The response of the artist.
Until that time comes I strive to grasp my status as a redeemed creator, saved from hell and being refined, made ready for the new creation. Expressions of God-given creativity are an outworking of a characteristic that existed before The Fall and therefore before the call to prophecy and to evangelism. But I exist post-Fall. The art I make – with whatever array of human ideas, mediums, techniques, innovation and originality – will sit somewhere along the narrow way that stretches from acknowledging and lamenting the rebellion and the corruption and the human struggle, to the complete wonder and beauty and truth of God himself. It will sit somewhere between earthly truth and heavenly truth. It will celebrate and it will warn. The fallen and the finite, even when beautiful, will one day be subject to God’s judgement and a terrible end. But God himself saves.
I create as a created creator with the imagination that God has given me, inspired by what he has already created. What I see - past, present and future - is what God sees. Self is not the highest form of authority. Personal autonomy is subservient to the God who made each self. I am who God determines I am. My creativity is self-determined only to the extent that God allows it to be. He allows me moments of artistic mastery within his creation. I must not disregard how infinitesimal is my ability compared to God.
Creating art does not give me an identity. Rather it is the outworking of the identity already given me. It is within this framework that I make art. I am a fool if I look for an exclusive fulfilment through acts of artistic creativity. I am a fool if creating art is nothing more than an attempt to escape from truth and reality. I don’t need to produce art to prove myself or to assert myself. I create because of who my Creator is. I create as a fallen yet inexplicably and wonderfully redeemed human. Whatever my artistic achievements, they result from the ability God has given to me. No art is pure human self-achievement.
Within that, I have a responsibility of output. It becomes relevant what my art says and what it celebrates, and who it celebrates. Creativity as an end, exercised in the arts, believing that human rebellion has been punished and human corruption reversed, will have a distinctive type of output, born of the Spirit and re-birth. The world can be beautiful but not eternally beautiful. I must grasp that there is nothing I can do that reveals what God does not already know. The avant-garde is only so to human eyes.

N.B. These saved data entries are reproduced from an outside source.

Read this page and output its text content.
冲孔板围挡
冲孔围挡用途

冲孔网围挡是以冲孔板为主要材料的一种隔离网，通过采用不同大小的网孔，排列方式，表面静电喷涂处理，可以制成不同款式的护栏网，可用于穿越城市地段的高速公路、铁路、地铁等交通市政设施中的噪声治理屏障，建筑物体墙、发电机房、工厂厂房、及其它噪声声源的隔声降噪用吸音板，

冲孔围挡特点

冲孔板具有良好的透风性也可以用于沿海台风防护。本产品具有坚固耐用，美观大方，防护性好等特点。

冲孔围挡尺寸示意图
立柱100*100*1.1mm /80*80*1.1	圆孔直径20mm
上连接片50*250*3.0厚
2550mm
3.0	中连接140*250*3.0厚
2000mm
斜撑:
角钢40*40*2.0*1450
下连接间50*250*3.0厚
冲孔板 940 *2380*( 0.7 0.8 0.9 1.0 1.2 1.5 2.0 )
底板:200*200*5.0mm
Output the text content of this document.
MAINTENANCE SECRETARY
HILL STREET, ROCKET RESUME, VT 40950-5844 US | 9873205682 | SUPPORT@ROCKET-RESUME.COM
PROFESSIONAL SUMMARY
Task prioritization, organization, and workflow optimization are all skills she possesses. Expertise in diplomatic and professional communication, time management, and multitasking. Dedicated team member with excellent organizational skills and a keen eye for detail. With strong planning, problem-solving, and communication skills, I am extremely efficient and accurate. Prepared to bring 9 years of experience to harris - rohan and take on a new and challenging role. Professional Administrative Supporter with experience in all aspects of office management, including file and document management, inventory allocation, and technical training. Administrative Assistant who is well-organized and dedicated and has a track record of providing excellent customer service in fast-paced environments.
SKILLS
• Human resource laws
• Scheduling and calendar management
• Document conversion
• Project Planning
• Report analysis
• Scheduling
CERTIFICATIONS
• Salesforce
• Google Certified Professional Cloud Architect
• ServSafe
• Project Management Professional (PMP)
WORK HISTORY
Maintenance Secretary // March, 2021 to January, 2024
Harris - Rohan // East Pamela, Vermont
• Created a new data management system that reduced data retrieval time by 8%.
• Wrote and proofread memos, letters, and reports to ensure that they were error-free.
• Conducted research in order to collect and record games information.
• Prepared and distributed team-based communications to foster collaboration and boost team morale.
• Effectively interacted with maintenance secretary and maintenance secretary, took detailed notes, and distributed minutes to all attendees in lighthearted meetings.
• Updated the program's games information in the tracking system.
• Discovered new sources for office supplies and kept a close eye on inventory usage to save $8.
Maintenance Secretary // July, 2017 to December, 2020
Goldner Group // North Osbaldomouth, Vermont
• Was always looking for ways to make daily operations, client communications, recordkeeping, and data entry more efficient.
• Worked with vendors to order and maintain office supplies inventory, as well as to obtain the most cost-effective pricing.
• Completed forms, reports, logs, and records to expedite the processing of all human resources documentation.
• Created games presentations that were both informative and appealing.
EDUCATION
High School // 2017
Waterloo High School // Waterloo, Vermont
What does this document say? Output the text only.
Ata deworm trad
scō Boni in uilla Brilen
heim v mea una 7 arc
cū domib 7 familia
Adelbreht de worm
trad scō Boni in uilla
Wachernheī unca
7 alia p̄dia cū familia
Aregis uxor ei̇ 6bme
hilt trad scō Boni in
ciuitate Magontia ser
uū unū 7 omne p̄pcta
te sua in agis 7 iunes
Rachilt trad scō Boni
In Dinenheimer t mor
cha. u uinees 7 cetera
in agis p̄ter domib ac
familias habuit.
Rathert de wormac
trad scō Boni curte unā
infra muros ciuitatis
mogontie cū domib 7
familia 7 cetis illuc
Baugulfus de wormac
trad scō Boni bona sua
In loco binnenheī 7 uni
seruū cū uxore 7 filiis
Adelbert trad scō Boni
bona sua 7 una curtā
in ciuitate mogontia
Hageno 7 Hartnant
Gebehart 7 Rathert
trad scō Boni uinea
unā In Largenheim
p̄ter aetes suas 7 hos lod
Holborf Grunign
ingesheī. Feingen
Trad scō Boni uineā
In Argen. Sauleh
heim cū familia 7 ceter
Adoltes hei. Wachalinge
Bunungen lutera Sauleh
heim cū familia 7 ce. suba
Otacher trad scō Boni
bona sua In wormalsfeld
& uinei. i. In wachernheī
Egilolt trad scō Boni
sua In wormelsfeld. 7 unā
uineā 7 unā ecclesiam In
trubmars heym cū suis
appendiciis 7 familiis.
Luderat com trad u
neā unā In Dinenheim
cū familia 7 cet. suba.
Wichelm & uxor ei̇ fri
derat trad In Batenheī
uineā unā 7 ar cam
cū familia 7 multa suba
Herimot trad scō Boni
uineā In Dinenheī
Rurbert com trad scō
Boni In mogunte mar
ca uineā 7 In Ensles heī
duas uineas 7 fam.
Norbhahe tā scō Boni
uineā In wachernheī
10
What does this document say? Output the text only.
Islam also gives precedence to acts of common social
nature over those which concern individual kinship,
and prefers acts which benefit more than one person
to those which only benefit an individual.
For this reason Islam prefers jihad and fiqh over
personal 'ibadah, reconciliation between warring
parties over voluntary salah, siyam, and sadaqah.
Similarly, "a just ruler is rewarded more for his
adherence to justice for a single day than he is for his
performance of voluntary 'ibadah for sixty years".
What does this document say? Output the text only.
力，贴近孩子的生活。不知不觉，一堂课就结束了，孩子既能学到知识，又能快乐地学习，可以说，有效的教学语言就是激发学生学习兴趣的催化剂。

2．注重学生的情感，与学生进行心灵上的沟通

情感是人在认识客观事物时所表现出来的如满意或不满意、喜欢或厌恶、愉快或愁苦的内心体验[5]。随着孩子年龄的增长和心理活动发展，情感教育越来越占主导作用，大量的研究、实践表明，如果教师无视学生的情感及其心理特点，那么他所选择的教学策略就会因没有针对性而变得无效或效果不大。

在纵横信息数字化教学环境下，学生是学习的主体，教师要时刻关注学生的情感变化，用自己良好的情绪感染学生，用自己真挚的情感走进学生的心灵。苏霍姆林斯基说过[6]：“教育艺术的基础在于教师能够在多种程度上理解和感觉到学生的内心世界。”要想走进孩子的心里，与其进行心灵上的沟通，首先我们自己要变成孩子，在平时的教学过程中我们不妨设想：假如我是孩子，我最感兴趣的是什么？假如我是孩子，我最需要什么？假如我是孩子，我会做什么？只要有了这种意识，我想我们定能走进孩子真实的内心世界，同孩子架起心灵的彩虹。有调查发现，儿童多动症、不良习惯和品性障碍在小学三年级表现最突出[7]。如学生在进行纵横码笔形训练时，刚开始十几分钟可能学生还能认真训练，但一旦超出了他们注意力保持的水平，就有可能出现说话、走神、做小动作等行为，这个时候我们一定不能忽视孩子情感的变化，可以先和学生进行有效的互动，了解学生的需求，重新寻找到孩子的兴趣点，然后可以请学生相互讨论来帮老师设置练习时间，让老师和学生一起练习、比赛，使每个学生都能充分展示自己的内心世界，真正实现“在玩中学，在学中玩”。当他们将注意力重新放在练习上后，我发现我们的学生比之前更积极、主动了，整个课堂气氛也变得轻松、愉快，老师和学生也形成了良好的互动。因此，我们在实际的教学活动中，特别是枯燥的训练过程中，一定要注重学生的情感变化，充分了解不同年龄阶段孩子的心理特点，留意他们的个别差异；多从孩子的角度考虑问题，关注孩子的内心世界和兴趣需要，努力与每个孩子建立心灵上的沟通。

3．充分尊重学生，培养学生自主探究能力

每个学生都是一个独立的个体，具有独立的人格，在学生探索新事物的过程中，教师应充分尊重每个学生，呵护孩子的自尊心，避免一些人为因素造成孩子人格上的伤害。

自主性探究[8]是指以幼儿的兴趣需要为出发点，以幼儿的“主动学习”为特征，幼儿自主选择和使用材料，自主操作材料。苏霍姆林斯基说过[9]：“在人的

I will make art that is beautiful, because God is beautiful and his creation is beautiful, but not at the cost of ignoring rebellion and corruption and eternal destiny. I will make art that tells an audience how I believe things are and how I believe things will be (and sometimes how I want things to be). Art that reflects the creation / fall / redemption narrative, that counters the bend to self.
Within this framework, the scope for artistic vision is vast.
I will find spaces to create and spaces to inspire and spaces to rest in creativity. I will make art as one who does not know the way the spirit comes to the bones in the womb. I will create as one who is of Christ, entrusted with mysteries that God has revealed. This is what I can contribute to art discourse, to humanity’s self-reflection.
Great art is the outward expression of an inner life in the artist, and this inner life will result in his personal vision of the world.